Egregious Sexual Assault Case Rocks Western New York Community
Article Originally from The New York Times Published November 18th, 2021 by Ed Shanahan
The girl was 16 when Christopher Belter raped her, according to court documents. He was a teenager too, a student at an elite private boys school whose family’s western New York home was known as a party house where teens gathered to consume liquor, marijuana and Adderall.
It was August 2018, and the girl, identified in court filings as M.M., was at Mr. Belter’s house to spend the night with his sister before going to Chicago the next day.
He asked her into his room, and then threw her onto the bed, pulled off her clothes and told her to stop being such a baby, according to court documents. At a hearing this summer, she described focusing her attention on the leaves of a plant in the room as the attack continued.
This week, Mr. Belter, 20, was sentenced in the assault on M.M. and in sexual attacks on three other teenage girls.
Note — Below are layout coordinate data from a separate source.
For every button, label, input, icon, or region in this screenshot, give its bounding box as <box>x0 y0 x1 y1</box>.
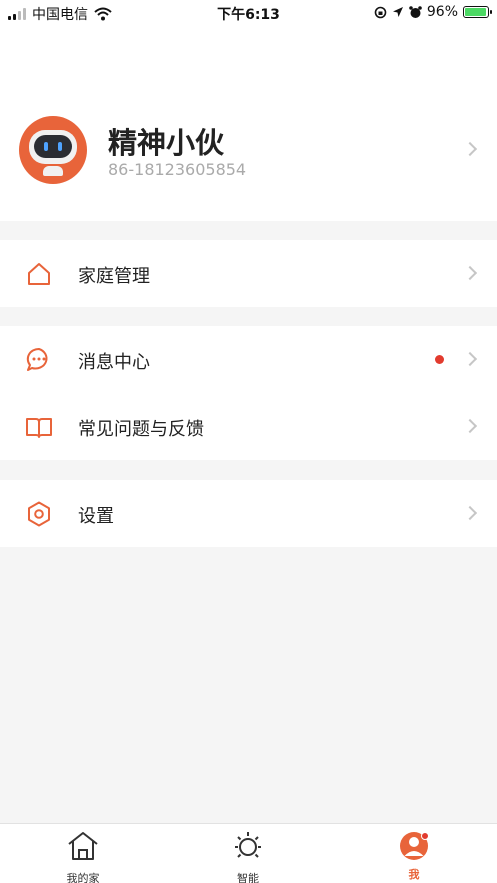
chevron-right-icon <box>462 351 478 367</box>
menu-item-label: 家庭管理 <box>78 266 150 287</box>
home-icon <box>28 263 50 285</box>
menu-group-info: 消息中心 常见问题与反馈 <box>0 326 497 460</box>
notification-dot <box>435 355 444 364</box>
tab-me[interactable]: 我 <box>374 830 454 882</box>
alarm-icon <box>409 5 422 18</box>
tab-badge-dot <box>421 832 429 840</box>
menu-item-label: 消息中心 <box>78 352 150 373</box>
menu-item-label: 常见问题与反馈 <box>78 419 204 440</box>
message-icon <box>26 347 48 371</box>
tab-label: 我 <box>408 868 420 881</box>
tab-label: 智能 <box>237 872 259 883</box>
status-right: 96% <box>374 4 492 20</box>
tab-my-home[interactable]: 我的家 <box>43 830 123 883</box>
chevron-right-icon <box>462 141 478 157</box>
menu-item-home-management[interactable]: 家庭管理 <box>0 240 497 307</box>
tab-bar: 我的家 智能 我 <box>0 823 497 883</box>
menu-item-settings[interactable]: 设置 <box>0 480 497 547</box>
menu-group-settings: 设置 <box>0 480 497 547</box>
tab-smart[interactable]: 智能 <box>208 830 288 883</box>
chevron-right-icon <box>462 418 478 434</box>
menu-item-label: 设置 <box>78 506 114 527</box>
user-icon <box>397 830 431 862</box>
profile-name: 精神小伙 <box>108 126 225 160</box>
book-icon <box>26 418 52 438</box>
sun-icon <box>235 832 261 858</box>
menu-item-message-center[interactable]: 消息中心 <box>0 326 497 393</box>
menu-item-faq-feedback[interactable]: 常见问题与反馈 <box>0 393 497 460</box>
chevron-right-icon <box>462 505 478 521</box>
profile-phone: 86-18123605854 <box>108 160 247 179</box>
status-bar: 中国电信 下午6:13 96% <box>0 0 497 26</box>
battery-fill <box>465 8 487 16</box>
battery-percent: 96% <box>426 4 458 20</box>
battery-icon <box>463 6 492 18</box>
menu-group-home: 家庭管理 <box>0 240 497 307</box>
chevron-right-icon <box>462 265 478 281</box>
orientation-lock-icon <box>374 6 387 18</box>
profile-card[interactable]: 精神小伙 86-18123605854 <box>0 26 497 221</box>
location-icon <box>392 7 403 17</box>
robot-avatar-icon[interactable] <box>19 116 87 184</box>
tab-label: 我的家 <box>66 872 100 883</box>
hexagon-settings-icon <box>28 501 50 527</box>
house-icon <box>68 832 98 860</box>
Facing up to eight years in prison, he was instead given eight years’ probation by a judge who said he had “agonized” over the decision.
“I’m not ashamed to say that I actually prayed over what is the appropriate sentence in this case because there was great pain,” the judge, Matthew J. Murphy III of Niagara, N.Y., County Court, said at Mr. Belter’s sentencing on Tuesday, according to WKBW, a local television station. “There was great harm. There were multiple crimes committed in the case.”
Still, the judge continued, “It seems to me that a sentence that involves incarceration or partial incarceration isn’t appropriate.” He told Mr. Belter, who must register as a sex offender, the probation would be “like a sword hanging” over his head for the next eight years. He offered no further explanation for why the sentence did not include prison time.
Steven M. Cohen, a lawyer for M.M., said late Wednesday that M.M. was “deeply disappointed” by Judge Murphy’s decision.